Exploring anomalous couplings in Higgs boson pair production through shape analysis

TL;DR

This paper introduces a novel shape analysis method using unsupervised learning to classify Higgs boson pair invariant mass distributions, enhancing the understanding of anomalous couplings in a five-dimensional EFT parameter space.

Contribution

It presents a new shape classification approach with unsupervised learning for analyzing Higgs pair production, improving sensitivity to anomalous couplings.

Findings

Unsupervised learning effectively captures shape features.

Shape analysis reveals impact of anomalous couplings.

Method outperforms traditional shape analysis approaches.

Abstract

We classify shapes of Higgs boson pair invariant mass distributions $m_{hh}$, calculated at NLO with full top quark mass dependence, and visualise how distinct classes of shapes relate to the underlying coupling parameter space.

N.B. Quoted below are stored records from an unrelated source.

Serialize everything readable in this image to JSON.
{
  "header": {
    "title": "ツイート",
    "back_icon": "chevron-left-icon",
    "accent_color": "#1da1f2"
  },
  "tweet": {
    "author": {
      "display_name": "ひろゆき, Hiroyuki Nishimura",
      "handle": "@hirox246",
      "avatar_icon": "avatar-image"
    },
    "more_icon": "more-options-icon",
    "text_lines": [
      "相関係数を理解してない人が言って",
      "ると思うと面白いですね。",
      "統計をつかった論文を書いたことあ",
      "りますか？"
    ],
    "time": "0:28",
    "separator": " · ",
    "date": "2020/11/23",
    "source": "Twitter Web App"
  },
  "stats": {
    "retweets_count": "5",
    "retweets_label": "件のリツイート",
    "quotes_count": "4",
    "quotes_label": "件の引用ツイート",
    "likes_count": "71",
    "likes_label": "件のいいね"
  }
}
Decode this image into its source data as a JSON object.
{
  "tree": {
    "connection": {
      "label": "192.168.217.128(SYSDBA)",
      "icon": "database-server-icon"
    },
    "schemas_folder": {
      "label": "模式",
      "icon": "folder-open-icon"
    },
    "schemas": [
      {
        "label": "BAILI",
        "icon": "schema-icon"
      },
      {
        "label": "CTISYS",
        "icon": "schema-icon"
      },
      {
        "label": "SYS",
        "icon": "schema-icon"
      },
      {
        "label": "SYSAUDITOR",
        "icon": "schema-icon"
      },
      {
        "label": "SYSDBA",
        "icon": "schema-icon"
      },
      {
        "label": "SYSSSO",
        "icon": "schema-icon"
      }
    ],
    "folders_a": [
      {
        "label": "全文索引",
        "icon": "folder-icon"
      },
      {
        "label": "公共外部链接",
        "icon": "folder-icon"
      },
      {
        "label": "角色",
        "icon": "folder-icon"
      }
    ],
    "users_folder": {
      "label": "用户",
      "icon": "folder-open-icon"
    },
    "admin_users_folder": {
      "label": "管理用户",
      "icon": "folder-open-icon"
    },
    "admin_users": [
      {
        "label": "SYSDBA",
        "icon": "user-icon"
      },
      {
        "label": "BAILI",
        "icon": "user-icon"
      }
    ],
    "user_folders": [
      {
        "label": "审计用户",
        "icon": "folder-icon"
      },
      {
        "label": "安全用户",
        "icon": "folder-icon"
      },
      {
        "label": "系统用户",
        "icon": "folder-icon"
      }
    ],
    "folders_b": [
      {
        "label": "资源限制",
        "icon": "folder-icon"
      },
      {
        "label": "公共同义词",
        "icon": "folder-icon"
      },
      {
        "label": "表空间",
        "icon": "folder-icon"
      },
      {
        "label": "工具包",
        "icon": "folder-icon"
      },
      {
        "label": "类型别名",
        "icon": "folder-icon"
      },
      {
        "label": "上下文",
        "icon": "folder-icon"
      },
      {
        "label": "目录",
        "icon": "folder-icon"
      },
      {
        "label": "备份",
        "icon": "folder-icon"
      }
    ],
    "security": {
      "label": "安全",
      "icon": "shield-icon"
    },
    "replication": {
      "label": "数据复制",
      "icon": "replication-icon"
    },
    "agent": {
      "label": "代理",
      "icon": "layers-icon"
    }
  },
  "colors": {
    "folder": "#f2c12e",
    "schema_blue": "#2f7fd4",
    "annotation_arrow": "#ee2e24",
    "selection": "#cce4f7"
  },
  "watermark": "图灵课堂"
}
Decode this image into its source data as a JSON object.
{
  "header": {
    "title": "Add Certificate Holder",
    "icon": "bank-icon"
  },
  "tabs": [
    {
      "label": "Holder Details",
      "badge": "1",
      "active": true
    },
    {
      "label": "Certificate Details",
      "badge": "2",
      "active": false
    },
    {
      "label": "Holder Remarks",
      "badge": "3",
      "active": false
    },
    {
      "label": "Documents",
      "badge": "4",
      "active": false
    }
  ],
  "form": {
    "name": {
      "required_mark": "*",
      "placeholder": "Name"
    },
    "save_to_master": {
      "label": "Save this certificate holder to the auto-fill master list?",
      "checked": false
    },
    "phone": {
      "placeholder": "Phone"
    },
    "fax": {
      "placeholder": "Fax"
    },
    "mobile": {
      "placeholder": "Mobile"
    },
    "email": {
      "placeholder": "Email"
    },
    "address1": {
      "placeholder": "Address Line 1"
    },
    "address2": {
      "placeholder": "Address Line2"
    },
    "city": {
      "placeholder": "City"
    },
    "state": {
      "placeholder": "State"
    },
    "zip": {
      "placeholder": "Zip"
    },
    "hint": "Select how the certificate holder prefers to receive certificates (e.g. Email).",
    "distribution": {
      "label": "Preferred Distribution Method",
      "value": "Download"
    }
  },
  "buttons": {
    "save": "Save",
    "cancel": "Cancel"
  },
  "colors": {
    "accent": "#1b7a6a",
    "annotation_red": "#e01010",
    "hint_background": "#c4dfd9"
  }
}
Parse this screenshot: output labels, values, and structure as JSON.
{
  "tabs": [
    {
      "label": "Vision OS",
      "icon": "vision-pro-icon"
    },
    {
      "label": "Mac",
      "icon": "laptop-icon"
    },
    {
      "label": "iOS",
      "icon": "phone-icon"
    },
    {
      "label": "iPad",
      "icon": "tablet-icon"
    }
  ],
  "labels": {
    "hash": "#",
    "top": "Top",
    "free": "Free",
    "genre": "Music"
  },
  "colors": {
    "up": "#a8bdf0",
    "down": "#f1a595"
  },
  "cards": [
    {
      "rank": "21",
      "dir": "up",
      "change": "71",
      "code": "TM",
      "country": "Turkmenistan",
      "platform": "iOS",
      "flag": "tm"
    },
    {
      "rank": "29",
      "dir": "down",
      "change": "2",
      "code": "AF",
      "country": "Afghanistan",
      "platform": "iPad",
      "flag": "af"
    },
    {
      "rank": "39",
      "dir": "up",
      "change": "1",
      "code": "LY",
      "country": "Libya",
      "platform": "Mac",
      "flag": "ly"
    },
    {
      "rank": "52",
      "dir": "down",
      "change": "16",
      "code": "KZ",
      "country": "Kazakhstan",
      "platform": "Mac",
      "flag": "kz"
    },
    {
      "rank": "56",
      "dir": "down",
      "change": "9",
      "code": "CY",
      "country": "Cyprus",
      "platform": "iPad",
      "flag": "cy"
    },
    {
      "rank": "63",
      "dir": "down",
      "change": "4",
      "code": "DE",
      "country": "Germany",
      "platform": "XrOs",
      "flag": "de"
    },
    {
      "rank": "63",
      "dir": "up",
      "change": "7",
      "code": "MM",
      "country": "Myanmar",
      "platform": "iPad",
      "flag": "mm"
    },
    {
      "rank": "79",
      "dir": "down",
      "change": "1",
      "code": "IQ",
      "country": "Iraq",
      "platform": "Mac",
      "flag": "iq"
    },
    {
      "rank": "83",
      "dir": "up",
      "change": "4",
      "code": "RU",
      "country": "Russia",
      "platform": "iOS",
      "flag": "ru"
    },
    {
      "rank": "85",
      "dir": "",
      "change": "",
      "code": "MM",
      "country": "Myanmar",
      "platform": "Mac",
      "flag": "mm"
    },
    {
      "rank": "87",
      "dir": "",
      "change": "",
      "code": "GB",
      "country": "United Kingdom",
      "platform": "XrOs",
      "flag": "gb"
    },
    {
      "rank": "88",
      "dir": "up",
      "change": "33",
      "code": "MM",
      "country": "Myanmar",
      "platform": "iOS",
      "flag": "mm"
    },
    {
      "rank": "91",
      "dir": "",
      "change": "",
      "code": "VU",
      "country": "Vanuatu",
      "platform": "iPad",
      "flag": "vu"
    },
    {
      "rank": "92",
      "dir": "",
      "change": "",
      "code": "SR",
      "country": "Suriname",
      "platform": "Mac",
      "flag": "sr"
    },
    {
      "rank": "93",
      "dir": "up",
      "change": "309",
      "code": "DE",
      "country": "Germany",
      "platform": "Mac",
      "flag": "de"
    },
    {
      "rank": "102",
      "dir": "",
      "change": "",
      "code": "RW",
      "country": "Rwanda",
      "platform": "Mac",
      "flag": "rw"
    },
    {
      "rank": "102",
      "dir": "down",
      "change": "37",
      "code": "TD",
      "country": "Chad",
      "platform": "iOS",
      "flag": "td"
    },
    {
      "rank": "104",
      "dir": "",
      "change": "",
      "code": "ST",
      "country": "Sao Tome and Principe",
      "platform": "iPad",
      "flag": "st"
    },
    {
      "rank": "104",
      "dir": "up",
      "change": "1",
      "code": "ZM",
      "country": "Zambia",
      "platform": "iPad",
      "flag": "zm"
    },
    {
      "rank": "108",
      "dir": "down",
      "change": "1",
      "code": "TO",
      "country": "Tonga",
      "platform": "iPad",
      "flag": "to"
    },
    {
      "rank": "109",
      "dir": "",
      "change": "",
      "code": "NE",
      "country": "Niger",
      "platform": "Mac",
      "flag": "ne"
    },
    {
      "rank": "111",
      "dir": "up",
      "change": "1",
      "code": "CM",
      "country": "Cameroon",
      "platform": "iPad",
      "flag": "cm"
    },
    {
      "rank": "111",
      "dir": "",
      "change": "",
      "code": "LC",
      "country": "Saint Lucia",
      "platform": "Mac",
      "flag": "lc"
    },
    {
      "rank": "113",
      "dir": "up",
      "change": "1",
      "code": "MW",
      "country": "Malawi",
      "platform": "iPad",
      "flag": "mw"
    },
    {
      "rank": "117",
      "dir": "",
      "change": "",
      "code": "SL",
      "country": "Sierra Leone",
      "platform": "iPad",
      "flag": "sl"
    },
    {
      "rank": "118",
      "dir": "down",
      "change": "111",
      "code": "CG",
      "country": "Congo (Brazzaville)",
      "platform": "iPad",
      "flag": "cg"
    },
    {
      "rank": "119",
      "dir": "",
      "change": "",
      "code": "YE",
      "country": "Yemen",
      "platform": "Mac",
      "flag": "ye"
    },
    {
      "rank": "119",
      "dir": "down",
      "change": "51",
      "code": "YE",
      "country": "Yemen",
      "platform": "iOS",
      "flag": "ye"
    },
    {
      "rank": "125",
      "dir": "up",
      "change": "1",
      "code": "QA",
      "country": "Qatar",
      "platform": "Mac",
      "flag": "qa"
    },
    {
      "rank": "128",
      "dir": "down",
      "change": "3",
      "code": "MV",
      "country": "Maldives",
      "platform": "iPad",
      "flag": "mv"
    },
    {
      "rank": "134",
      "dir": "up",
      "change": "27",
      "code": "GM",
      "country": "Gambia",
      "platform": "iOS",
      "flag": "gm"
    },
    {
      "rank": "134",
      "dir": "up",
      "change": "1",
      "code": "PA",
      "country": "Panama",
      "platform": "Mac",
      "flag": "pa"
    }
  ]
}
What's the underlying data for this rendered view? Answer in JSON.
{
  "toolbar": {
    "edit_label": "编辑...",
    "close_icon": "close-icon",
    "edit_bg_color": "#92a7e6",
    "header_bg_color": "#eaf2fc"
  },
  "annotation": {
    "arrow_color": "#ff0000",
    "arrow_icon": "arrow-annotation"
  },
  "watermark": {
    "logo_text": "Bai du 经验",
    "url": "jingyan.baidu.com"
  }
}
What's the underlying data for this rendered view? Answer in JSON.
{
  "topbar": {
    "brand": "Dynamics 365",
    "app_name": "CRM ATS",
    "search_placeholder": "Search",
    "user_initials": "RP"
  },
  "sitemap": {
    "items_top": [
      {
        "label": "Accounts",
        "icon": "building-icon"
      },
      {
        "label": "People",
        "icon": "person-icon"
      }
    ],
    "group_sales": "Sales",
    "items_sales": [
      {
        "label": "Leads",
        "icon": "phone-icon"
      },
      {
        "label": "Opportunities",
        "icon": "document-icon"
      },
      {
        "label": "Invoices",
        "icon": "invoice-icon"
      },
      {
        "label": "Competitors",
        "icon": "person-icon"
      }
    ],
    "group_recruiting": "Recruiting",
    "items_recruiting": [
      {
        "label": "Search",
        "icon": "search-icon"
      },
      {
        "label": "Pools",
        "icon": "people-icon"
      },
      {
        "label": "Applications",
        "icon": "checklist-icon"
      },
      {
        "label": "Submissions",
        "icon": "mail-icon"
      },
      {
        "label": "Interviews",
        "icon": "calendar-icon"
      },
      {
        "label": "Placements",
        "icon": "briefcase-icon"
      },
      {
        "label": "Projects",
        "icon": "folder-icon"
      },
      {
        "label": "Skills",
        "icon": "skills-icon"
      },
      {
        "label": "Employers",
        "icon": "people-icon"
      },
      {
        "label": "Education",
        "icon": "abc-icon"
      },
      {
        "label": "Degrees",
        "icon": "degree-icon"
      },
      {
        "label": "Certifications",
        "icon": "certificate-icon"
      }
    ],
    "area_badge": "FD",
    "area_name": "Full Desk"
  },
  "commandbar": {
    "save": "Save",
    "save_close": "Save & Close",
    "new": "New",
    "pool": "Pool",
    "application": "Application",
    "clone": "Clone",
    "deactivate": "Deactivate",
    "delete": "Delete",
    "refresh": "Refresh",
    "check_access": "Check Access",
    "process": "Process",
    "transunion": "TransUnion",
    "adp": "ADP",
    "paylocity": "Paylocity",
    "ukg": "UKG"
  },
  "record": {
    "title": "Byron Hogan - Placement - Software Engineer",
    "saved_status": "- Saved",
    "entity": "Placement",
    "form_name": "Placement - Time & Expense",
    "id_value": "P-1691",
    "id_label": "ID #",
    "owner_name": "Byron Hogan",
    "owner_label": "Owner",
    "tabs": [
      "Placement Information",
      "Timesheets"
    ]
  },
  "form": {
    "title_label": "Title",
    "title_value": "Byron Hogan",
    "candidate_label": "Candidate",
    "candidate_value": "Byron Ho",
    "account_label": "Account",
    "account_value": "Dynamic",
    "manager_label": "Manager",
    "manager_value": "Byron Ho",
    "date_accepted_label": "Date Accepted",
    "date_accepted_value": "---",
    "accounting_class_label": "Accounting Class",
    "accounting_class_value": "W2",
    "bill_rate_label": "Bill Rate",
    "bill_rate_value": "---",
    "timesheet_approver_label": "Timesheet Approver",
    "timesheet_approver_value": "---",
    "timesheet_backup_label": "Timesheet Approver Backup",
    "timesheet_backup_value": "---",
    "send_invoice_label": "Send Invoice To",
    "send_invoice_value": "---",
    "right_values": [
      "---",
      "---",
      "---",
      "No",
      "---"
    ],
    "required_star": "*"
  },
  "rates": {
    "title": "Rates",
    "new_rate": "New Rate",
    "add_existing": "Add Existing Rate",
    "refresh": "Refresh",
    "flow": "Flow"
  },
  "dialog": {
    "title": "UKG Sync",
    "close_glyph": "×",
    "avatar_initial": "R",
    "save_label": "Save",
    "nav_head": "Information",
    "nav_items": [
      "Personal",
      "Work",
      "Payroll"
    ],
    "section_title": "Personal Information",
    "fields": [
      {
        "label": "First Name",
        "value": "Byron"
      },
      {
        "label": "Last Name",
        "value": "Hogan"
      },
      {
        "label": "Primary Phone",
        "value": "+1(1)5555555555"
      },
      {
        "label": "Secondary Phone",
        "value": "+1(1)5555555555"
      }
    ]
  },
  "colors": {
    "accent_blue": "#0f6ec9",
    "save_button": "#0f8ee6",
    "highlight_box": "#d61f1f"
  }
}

Our study is based on a five-dimensional parameter space relevant for Higgs boson pair production in a non-linear Effective Field Theory framework. We use two approaches: an analysis based on predefined shape types and a classification into shape clusters based on unsupervised learning. We find that our method based on unsupervised learning is able to capture shape features very well and therefore allows a more detailed study of the impact of anomalous couplings on the $m_{hh}$ shape compared to more conventional approaches to a shape analysis.